We even do the same thing with non-work items that we fill our schedules with. TV shows on Netflix, podcasts, after school events with the kids, drinks with friends, reading, etc.
It’s all great and stimulating and wonderful, but it never leaves time for the mind to be alone to ponder life and consider the tough questions and situations.
The Tough Questions
We all deal with tough things in life. It’s easy to think that we’re the only ones when we’re going through something. I think that can lead to some loneliness. It can lead to the tendency to kind of block things out with busy items on the to-do list.
An argument with our spouse. A bully hassling our kid. The lost sale last week that was four months in the making. Lack of sleep. Poor health. A bad habit.
Whatever it is it feels bad. It’s not an enjoyable thing to take the time to consider it. To think it through. Work it out. Figure out what we’re feeling, why we’re feeling it and then figure out a way to move forward.
That comes from putting emphasis on time alone with your thoughts.
How To Be Alone With Your Thoughts
It’s not difficult to be alone with your thoughts. There are plenty of ways to do it. I guess it is difficult because there is pain and discomfort that comes with it.
Many successful people are able to find ways to be alone with their thoughts:
- Sipping coffee on the proch
- Hunting and fishing
It really comes down to doing something that doesn’t require conscious thought. Not paying attention to anything. Just kind of getting lost in your mind where it’s just you and your issues.
That’s a scary place to be. And today we have so much that can fill our minds. The smartphone stuff. We sit in the waiting room somewhere and instead of getting lost staring at the wall we immediately grab our phones and fill the brain with stimulants.
So to be alone with your thoughts it takes finding the type of activity where you can be alone. Where you don’t need to think about what you’re doing physically. That allows you time to get into the uncomfortable place and sort through things.

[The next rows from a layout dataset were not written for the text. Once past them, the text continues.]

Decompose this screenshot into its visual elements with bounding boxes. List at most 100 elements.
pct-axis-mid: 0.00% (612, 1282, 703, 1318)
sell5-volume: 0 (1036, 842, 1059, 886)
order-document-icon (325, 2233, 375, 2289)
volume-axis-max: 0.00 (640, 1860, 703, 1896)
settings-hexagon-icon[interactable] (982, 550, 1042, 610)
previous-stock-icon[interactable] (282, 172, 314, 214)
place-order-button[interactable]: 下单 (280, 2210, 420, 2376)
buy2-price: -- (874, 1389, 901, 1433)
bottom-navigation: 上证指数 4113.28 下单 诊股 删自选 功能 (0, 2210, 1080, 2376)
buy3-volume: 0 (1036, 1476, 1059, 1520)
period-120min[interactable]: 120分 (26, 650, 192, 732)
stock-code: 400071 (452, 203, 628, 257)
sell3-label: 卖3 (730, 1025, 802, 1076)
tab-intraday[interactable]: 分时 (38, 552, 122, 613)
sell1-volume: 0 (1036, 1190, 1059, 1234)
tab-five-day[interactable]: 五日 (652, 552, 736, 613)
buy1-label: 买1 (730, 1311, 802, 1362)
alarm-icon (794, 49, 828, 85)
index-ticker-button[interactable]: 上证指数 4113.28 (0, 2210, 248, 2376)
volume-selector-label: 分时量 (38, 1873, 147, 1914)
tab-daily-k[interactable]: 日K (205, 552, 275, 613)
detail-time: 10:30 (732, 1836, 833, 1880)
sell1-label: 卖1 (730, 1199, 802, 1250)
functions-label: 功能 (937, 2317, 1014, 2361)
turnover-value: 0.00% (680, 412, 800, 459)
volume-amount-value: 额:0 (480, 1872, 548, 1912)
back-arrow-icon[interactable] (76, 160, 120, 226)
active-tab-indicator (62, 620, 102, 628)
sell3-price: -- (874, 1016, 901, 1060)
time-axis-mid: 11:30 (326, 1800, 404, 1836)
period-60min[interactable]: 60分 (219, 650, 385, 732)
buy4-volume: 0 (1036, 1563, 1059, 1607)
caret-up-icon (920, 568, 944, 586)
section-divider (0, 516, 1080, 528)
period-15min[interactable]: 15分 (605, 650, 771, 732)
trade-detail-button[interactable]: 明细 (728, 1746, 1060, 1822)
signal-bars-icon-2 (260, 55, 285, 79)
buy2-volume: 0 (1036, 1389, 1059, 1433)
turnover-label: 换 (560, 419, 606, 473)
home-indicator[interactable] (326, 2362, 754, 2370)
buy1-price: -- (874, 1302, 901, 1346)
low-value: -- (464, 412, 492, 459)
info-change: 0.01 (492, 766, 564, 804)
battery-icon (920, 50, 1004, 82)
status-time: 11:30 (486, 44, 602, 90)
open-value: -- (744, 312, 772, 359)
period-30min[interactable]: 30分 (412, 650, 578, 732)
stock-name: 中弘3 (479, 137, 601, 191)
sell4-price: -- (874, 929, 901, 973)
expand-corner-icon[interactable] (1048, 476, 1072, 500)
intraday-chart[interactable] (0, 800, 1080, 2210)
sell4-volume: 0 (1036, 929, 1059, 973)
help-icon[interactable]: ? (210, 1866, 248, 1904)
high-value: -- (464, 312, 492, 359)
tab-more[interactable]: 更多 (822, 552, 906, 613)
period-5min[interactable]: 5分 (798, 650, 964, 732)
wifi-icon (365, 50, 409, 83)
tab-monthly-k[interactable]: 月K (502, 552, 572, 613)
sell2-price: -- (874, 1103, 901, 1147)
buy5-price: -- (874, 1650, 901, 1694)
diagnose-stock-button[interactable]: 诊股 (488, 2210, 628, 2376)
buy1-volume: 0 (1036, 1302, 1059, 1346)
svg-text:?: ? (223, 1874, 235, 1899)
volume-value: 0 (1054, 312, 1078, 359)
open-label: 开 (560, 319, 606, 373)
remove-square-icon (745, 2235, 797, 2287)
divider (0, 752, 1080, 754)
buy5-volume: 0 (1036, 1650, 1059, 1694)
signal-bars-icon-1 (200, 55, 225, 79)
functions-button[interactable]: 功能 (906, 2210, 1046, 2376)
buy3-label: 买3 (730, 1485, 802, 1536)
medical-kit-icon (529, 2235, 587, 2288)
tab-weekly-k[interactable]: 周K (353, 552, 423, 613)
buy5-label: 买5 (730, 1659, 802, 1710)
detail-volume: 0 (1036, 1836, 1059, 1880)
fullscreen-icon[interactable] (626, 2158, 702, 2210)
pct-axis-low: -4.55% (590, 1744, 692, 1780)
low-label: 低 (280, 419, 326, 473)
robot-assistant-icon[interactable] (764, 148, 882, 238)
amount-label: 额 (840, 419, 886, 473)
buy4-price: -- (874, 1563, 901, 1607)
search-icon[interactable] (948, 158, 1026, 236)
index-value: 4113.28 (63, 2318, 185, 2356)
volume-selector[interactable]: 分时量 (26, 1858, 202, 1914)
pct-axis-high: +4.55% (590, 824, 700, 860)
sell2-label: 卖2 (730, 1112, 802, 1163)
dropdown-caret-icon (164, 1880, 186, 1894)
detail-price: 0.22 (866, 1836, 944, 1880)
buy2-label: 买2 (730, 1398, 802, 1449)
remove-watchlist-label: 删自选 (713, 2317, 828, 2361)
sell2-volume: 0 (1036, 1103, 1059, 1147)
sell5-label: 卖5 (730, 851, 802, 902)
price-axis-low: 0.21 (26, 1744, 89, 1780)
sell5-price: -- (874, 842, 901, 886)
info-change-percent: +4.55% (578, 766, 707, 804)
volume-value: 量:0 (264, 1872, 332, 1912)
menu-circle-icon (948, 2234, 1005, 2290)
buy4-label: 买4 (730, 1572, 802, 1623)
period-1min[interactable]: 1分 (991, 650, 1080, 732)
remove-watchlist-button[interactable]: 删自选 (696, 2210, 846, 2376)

You’re going to be uncomfortable when you do this. You’re going to want to get out of it. But practicing reflection forms resiliency, which is one of the traits that successful people have. They take the time to reflect on life. The good and the bad. And it’s not easy when you begin, but over time it becomes easier. There is no apparent ROI from it. You’re not making money when you’re reflecting in the direct measurement sense. But if you look at the big picture those moments of reflection could provide the most ROI of anything you do in life.